35      Derhalve bevat dit beginsel geen enkel vereiste aangaande de toepassing van een specifieke afrondingsmethode, mits de door de betrokken lidstaat gehanteerde methode garandeert dat het uit hoofde van de btw door de belastingdienst te innen bedrag precies overeenkomt met het door de eindverbruiker aan de belastingplichtige betaalde bedrag (zie arrest Koninklijke Ahold, reeds aangehaald, punt 37).

36      Aangaande het evenredigheidsbeginsel heeft het Hof geoordeeld dat hoewel de eerbiediging van dit beginsel vereist dat elk afgerond bedrag het bedrag dat voortvloeit uit de toepassing van het geldende tarief, zo dicht mogelijk benadert, dit niet wegneemt dat dit vereiste moet worden verenigd met de praktische behoeften van een daadwerkelijke toepassing van het gemeenschappelijke btw-stelsel, en dat, vanwege het technisch karakter van het afrondingsvraagstuk, meer dan één afrondingsmethode aan deze vereisten kan voldoen (zie in die zin arrest Koninklijke Ahold, reeds aangehaald, punten 39‑41).

37      Uit het voorgaande volgt dat het gemeenschapsrecht, met name de bepalingen van de Eerste en de Zesde richtlijn alsmede het beginsel van fiscale neutraliteit en het evenredigheidsbeginsel, geen enkel specifiek voorschrift bevat met betrekking tot de methode van afronding van btw-bedragen (zie in die zin arrest Koninklijke Ahold, reeds aangehaald, punt 42).

38      Gelet op het voorgaande, moet op de eerste en tweede vraag worden geantwoord dat het gemeenschapsrecht in zijn huidige stand geen enkel specifiek voorschrift bevat met betrekking tot de methode van afronding van btw-bedragen.
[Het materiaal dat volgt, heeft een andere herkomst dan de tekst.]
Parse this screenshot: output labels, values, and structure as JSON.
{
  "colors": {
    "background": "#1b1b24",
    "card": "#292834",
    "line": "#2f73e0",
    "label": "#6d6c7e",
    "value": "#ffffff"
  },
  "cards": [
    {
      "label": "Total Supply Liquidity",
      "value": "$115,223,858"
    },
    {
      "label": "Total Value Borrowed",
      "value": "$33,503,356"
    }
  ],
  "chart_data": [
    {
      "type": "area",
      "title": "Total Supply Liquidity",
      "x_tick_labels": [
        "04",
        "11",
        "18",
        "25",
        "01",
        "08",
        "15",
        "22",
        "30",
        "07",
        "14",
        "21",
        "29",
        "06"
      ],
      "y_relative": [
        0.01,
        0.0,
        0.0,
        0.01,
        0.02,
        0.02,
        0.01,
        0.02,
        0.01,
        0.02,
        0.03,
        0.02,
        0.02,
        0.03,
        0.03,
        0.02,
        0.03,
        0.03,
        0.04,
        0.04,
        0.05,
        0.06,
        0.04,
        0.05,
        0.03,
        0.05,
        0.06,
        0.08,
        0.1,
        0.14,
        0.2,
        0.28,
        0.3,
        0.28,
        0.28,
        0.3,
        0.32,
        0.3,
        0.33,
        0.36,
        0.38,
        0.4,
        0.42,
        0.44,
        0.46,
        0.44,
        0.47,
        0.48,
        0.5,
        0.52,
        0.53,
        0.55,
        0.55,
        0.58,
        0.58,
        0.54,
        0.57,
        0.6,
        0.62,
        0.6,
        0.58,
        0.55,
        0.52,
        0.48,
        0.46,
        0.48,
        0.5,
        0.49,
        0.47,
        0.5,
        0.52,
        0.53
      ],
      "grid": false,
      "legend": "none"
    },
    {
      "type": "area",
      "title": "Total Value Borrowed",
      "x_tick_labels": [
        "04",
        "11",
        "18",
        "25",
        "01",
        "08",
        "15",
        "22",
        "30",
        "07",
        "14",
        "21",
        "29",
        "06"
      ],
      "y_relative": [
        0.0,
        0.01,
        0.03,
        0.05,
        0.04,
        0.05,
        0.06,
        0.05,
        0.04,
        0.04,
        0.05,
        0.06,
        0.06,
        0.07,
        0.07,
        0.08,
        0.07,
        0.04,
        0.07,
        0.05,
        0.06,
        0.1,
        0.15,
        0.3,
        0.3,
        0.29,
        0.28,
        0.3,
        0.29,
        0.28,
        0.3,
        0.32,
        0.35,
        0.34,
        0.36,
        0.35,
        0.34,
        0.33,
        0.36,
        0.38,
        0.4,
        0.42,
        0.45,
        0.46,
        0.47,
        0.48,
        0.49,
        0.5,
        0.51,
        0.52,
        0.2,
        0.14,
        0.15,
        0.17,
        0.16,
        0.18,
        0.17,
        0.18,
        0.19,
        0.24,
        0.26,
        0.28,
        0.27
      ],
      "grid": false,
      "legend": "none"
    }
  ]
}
Bij gebreke van een specifieke communautaire regeling, staat het aan de lidstaten om de regels en methoden vast te stellen voor de afronding van btw-bedragen. De lidstaten zijn daarbij gehouden om de beginselen waarop het gemeenschappelijke stelsel van deze belasting is gebaseerd, met name het beginsel van fiscale neutraliteit en het evenredigheidsbeginsel, te eerbiedigen. Inzonderheid verzet het gemeenschapsrecht zich, enerzijds, niet tegen de toepassing van een nationale regel die vereist dat btw-bedragen naar boven worden afgerond wanneer de betrokken fractie van de kleinste munteenheid gelijk is aan of groter is dan 0,5, en vereist het, anderzijds, niet dat het belastingplichtigen wordt toegestaan het btw-bedrag naar beneden af te ronden wanneer dat bedrag een fractie omvat van de kleinste nationale munteenheid.

 Derde vraag

39      Met deze vraag wenst de verwijzende rechter te vernemen of, bij een verkoop tegen een prijs inclusief btw, het gemeenschapsrecht vereist dat de afronding ten behoeve van de berekening van de verschuldigde btw op een bepaald niveau geschiedt, bijvoorbeeld op een van de niveaus die zijn genoemd in punt 27 van het onderhavige arrest.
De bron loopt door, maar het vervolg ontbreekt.